Semana 1 de Inmersión en Valdelarte - Acogida y conexión local
- María Sierra Sánchez

- 24 feb
- 2 Min. de lectura
Actualizado: 24 feb

Foto cedida por Verónica Álvarez - VALDELARTE
Llegué a un territorio que ya había sido abrazado por otros pasos. Alájar —ese pueblo que parece susurrar historias entre sus calles empedradas— me recibió con la sensación de que algo ya estaba en marcha. Los participantes me esperaban allí, ya impregnados de la sierra, ya habitando el ritmo del lugar.
Ellos llevaban una semana respirando Valdelarco y Valdelarte. Yo llegaba como mentora, no para iniciar el proceso, sino para acompañarlo.
Me uní a su camino y juntos nos adentramos en la tarde de Calabacino, esa pedanía donde el tiempo se desliza con otra densidad. Paseamos, observamos, conversamos. Las palabras fluían como arroyos entre la gente del lugar, entre el arte que irrumpe en mitad del territorio, entre niños que salen del colegio y devuelven al pueblo su pulso más vivo. No era turismo. Era presencia.
Esa inmersión que ellos ya estaban viviendo recibió la mirada de quien acompaña. Y acompañar no es dirigir; es escuchar lo que ya está sucediendo.
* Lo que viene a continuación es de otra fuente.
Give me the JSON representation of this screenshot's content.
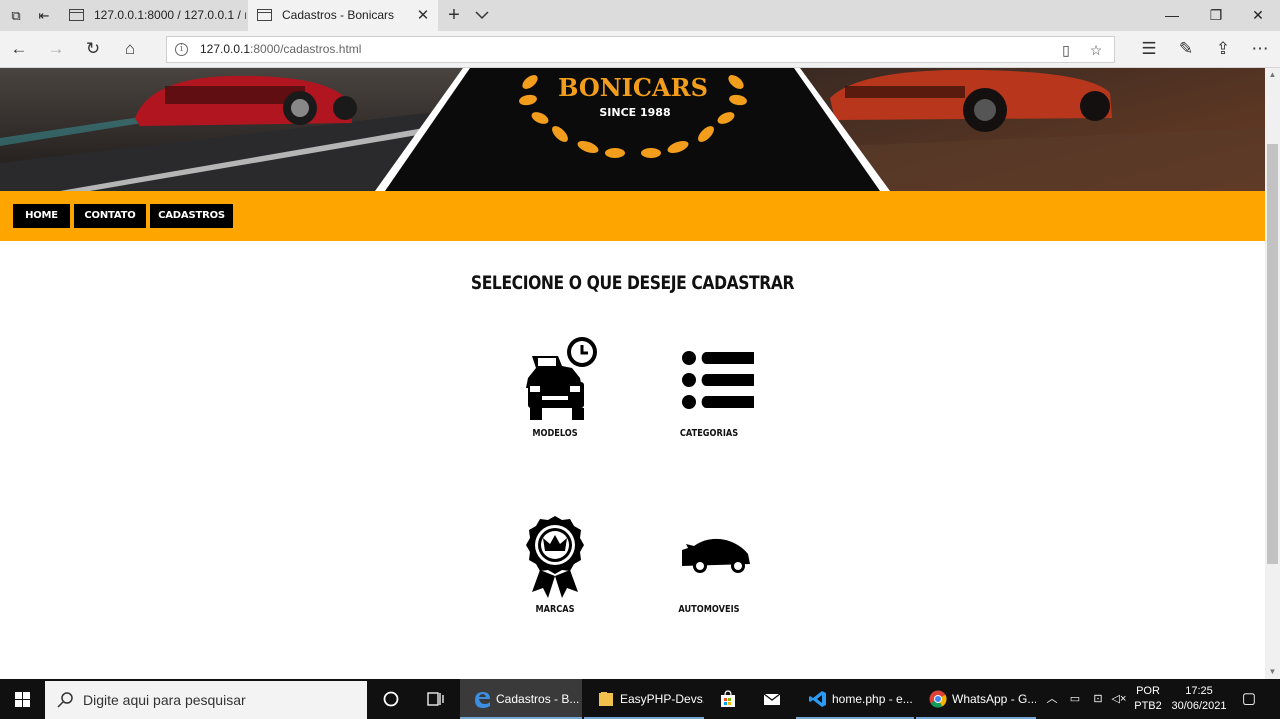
{
  "browser": {
    "tabs": [
      {
        "title": "127.0.0.1:8000 / 127.0.0.1 / ı",
        "active": false
      },
      {
        "title": "Cadastros - Bonicars",
        "active": true
      }
    ],
    "address": {
      "host": "127.0.0.1",
      "path": ":8000/cadastros.html"
    }
  },
  "banner": {
    "brand": "BONICARS",
    "since": "SINCE 1988"
  },
  "menu": {
    "items": [
      "HOME",
      "CONTATO",
      "CADASTROS"
    ]
  },
  "main": {
    "title": "SELECIONE O QUE DESEJE CADASTRAR",
    "cards": [
      {
        "label": "MODELOS",
        "icon": "car-clock-icon"
      },
      {
        "label": "CATEGORIAS",
        "icon": "list-icon"
      },
      {
        "label": "MARCAS",
        "icon": "badge-crown-icon"
      },
      {
        "label": "AUTOMOVEIS",
        "icon": "sports-car-icon"
      }
    ]
  },
  "taskbar": {
    "search_placeholder": "Digite aqui para pesquisar",
    "apps": [
      {
        "label": "Cadastros - B...",
        "icon": "edge-icon"
      },
      {
        "label": "EasyPHP-Devs...",
        "icon": "folder-icon"
      },
      {
        "label": "",
        "icon": "store-icon"
      },
      {
        "label": "",
        "icon": "mail-icon"
      },
      {
        "label": "home.php - e...",
        "icon": "vscode-icon"
      },
      {
        "label": "WhatsApp - G...",
        "icon": "chrome-icon"
      }
    ],
    "language": {
      "line1": "POR",
      "line2": "PTB2"
    },
    "clock": {
      "time": "17:25",
      "date": "30/06/2021"
    }
  },
  "colors": {
    "accent": "#ffa500",
    "menu_button": "#000000",
    "banner_gold": "#f29e1c"
  }
}
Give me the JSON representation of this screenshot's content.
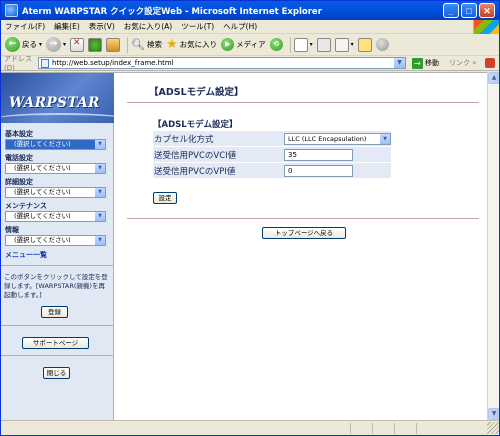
{
  "window": {
    "title": "Aterm WARPSTAR クイック設定Web - Microsoft Internet Explorer",
    "controls": {
      "minimize": "_",
      "maximize": "□",
      "close": "✕"
    }
  },
  "menu": [
    "ファイル(F)",
    "編集(E)",
    "表示(V)",
    "お気に入り(A)",
    "ツール(T)",
    "ヘルプ(H)"
  ],
  "toolbar": {
    "back": "戻る",
    "search": "検索",
    "favorites": "お気に入り",
    "media": "メディア"
  },
  "address": {
    "label": "アドレス(D)",
    "url": "http://web.setup/index_frame.html",
    "go": "移動",
    "links": "リンク »"
  },
  "sidebar": {
    "logo": "WARPSTAR",
    "groups": [
      {
        "label": "基本設定",
        "selected": "(選択してください)"
      },
      {
        "label": "電話設定",
        "selected": "(選択してください)"
      },
      {
        "label": "詳細設定",
        "selected": "(選択してください)"
      },
      {
        "label": "メンテナンス",
        "selected": "(選択してください)"
      },
      {
        "label": "情報",
        "selected": "(選択してください)"
      }
    ],
    "menu_list": "メニュー一覧",
    "help_text": "このボタンをクリックして設定を登録します。[WARPSTAR(親機)を再起動します。]",
    "register_button": "登録",
    "support_button": "サポートページ",
    "close_button": "閉じる"
  },
  "main": {
    "heading": "【ADSLモデム設定】",
    "section_title": "【ADSLモデム設定】",
    "rows": [
      {
        "label": "カプセル化方式",
        "value": "LLC (LLC Encapsulation)"
      },
      {
        "label": "送受信用PVCのVCI値",
        "value": "35"
      },
      {
        "label": "送受信用PVCのVPI値",
        "value": "0"
      }
    ],
    "set_button": "設定",
    "top_page_button": "トップページへ戻る"
  },
  "colors": {
    "titlebar": "#0053e1",
    "sidebar_bg": "#dfe8f3",
    "heading_text": "#1a2a55",
    "table_bg": "#e3e9f5"
  }
}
Al día siguiente, nos dirigimos a Valdelarco. Allí la inmersión tomaba forma entre la realidad rural —sus desafíos, sus silencios, sus ritmos— y las aspiraciones de quienes desean construir futuro en estos espacios. La conversación dejó de ser teoría y se convirtió en algo más profundo: ¿qué sostiene realmente a un pueblo? ¿Qué lo debilita? ¿Qué tipo de comunidad queremos ser?
Finalmente, en Valdelarte, junto a Verónica, la experiencia cobró otra dimensión. Con ella no solo observamos un espacio; escuchamos el eco de un proyecto que lleva años sosteniendo cultura en la sierra. Allí el arte y el territorio se hicieron espejo.

La inmersión dejó de ser un concepto y se convirtió en algo tangible: un cuidado compartido. Un latido cultural cultivado en el tiempo. Una red invisible de personas que sostienen lo que aman.
En ese punto, la inmersión de ellos y mi mentoría se encontraron. Fue un cruce de caminos donde el territorio y la comunidad enseñaron algo esencial: la verdadera inmersión no sucede cuando miras el paisaje, sino cuando aprendes a escucharlo. Y a escucharte.
Y así, entre Alájar, Calabacino y Valdelarco (Valdelarte), lo que se inició hace una semana se consolidó en un fin de semana donde el territorio y el arte nos recordaron que, más allá de las guías, lo que realmente permanece es aquello que sabemos cuidar.
Porque una inmersión no es venir a “ver un pueblo”. Es permitir que el pueblo te vea a ti.
Si alguna vez has sentido que el medio rural no es un lugar al que escapar, sino un lugar al que pertenecer.
Si sientes que quieres comprenderlo desde dentro y no desde la distancia, si te mueve la idea de construir comunidad en vez de consumir paisaje…
Quizá tu próxima parada no sea un destino. Sea una inmersión.
Nosotros seguimos caminando.
Y el territorio siempre tiene espacio para quien quiera escucharlo.